One Opponent: Prob = 0.0098 * K + 0.8138, K = kicker

Two Opponents: Prob. = 0.0174 * K + 0.6581

Found my error:

The 72 should be 67. I lazily reused the 72 from the previous line without considering whether I should. It changes because once one of the villains gets an Ax hand, there are of course fewer pair combos the other villain can make: 10*6 + 2*3 + 1.

Now my result exactly matches whosnext's.

Since my brute force program takes just a few minutes to run, I ran all the 2-opponent cases.

You will see that the kicker effect is not quite linear but pretty close. Anytime that multiple events deal with shared cards, there will always be a card removal effect (which will make the overall effect non-linear). In this case it is fairly small.
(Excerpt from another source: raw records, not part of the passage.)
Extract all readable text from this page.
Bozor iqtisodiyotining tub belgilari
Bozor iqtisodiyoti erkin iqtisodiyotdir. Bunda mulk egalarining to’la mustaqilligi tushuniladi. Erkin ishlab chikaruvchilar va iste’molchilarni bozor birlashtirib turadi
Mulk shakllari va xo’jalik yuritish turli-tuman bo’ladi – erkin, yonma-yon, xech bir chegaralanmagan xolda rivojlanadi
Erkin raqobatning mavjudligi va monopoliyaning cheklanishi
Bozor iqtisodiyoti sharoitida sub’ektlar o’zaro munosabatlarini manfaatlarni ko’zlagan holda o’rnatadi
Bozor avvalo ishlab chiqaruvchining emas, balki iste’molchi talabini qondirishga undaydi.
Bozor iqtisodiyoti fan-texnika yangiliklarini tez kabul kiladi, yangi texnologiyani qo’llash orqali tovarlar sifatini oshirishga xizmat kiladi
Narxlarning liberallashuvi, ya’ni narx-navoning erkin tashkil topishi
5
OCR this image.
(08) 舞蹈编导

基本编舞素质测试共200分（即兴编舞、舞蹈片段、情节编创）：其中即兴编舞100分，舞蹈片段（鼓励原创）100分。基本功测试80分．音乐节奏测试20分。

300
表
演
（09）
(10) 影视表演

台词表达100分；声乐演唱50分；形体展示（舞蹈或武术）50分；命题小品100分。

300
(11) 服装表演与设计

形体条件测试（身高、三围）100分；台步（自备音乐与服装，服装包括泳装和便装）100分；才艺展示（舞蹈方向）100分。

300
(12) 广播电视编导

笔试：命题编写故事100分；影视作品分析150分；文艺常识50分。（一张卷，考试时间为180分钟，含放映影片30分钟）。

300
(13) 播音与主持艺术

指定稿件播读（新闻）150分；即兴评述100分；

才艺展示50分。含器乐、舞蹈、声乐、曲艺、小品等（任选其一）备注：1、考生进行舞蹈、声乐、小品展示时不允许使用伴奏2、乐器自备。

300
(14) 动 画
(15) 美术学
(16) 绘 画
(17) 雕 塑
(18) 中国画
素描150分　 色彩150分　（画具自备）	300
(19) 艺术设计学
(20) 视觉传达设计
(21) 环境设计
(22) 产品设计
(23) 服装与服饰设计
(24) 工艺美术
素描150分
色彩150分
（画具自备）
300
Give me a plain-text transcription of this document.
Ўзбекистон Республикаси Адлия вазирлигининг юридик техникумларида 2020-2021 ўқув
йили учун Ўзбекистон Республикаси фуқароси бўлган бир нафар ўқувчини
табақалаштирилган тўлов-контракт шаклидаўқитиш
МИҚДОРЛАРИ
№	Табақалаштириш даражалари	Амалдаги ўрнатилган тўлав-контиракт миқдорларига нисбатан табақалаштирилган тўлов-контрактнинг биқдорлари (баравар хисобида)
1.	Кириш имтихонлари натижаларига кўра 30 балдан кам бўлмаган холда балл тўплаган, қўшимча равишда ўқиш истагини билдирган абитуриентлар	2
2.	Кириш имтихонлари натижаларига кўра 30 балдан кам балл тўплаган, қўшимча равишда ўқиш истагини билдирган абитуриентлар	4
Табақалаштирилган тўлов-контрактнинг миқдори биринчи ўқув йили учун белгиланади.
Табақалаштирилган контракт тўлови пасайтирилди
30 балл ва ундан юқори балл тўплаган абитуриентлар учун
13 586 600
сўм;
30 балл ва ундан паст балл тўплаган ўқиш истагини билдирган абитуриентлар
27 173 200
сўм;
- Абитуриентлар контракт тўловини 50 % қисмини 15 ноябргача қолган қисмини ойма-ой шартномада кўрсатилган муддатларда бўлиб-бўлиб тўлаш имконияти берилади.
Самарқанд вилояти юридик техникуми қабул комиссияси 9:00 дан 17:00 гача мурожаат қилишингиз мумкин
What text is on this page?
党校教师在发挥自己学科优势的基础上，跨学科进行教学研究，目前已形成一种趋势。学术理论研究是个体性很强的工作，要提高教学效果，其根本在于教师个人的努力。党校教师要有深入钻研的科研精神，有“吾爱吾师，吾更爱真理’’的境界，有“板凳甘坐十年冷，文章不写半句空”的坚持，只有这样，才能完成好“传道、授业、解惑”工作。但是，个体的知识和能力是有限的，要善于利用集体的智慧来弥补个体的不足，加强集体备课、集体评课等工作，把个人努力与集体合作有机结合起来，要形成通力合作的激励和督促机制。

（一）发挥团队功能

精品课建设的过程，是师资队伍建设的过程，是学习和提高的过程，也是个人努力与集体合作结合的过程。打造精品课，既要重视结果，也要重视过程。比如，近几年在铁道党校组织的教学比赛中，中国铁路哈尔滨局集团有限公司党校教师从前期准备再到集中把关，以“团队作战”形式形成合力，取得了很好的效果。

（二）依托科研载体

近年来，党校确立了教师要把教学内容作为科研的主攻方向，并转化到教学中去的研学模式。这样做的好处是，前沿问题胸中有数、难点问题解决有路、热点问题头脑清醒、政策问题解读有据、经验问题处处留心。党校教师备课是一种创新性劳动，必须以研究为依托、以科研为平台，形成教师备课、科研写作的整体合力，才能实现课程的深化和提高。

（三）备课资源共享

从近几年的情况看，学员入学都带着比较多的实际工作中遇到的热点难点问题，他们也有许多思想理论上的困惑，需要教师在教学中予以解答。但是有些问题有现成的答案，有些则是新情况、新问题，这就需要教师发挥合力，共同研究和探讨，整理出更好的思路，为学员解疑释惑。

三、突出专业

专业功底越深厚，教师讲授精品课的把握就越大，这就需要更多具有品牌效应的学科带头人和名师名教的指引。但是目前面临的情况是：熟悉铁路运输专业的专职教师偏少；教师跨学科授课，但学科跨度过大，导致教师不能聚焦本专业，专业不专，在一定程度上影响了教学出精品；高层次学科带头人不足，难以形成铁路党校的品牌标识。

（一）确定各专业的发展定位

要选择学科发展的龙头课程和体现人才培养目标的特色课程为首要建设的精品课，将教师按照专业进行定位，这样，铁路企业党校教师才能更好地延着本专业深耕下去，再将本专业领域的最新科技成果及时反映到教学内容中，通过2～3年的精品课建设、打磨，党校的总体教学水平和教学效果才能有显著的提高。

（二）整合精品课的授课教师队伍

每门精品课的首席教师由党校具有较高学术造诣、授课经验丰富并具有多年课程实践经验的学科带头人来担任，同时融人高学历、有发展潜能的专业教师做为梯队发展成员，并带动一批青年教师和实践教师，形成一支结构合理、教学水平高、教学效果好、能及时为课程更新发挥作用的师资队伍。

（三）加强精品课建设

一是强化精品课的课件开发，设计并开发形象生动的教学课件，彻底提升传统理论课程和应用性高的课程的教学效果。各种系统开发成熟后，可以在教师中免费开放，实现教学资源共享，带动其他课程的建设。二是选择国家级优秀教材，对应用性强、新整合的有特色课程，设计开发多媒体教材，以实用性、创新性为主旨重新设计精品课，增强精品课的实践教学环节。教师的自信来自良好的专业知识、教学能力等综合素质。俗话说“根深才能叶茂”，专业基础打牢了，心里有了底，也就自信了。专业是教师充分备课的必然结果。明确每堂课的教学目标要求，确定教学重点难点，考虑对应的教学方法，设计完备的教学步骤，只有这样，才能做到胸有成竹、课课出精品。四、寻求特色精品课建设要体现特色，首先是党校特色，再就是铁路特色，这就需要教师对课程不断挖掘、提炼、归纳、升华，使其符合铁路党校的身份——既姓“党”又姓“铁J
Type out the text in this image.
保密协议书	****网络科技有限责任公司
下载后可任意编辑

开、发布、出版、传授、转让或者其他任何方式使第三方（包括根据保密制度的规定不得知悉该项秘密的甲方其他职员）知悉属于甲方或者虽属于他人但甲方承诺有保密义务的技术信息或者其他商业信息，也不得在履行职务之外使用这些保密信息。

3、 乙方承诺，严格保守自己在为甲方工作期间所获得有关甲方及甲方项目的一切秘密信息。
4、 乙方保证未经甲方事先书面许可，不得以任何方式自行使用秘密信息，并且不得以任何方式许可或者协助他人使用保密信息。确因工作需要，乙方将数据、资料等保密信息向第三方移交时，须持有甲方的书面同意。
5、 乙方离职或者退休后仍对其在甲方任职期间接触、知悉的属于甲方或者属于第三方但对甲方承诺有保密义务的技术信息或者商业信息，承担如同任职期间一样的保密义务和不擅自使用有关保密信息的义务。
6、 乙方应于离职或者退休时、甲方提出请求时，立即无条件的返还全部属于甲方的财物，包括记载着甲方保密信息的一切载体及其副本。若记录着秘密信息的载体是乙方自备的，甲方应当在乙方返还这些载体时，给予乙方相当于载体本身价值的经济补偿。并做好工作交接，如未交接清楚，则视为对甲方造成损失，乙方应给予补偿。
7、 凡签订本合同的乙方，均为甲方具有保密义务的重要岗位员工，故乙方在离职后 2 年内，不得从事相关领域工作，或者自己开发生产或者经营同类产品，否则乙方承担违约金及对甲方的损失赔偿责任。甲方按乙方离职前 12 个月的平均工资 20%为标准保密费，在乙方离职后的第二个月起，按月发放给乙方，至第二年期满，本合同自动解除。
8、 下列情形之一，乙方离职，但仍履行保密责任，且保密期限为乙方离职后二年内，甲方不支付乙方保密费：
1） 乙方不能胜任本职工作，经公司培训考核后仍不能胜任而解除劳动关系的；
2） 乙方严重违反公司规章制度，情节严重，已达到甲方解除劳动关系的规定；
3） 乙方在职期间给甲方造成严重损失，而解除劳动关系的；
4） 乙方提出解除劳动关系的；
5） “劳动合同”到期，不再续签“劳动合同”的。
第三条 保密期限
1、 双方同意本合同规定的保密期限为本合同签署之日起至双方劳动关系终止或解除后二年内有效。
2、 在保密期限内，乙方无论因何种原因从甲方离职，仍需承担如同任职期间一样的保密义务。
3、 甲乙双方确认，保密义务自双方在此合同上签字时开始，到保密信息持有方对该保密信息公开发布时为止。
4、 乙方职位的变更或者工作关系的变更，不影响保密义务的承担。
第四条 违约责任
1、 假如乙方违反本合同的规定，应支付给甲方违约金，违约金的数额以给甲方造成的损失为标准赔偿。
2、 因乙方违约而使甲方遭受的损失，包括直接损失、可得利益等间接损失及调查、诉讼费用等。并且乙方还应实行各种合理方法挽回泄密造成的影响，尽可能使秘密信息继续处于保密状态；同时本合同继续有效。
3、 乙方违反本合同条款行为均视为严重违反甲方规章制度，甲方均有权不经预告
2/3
Thanks for catching that. As said above my program is so freaking simple (essentially just one line of checking each opponent's ranks) that there aren't many places for it to go wrong.

Of course, what took me an hour of combinatoric derivations took far far less time using the very powerful Principle of Inclusion-Exclusion.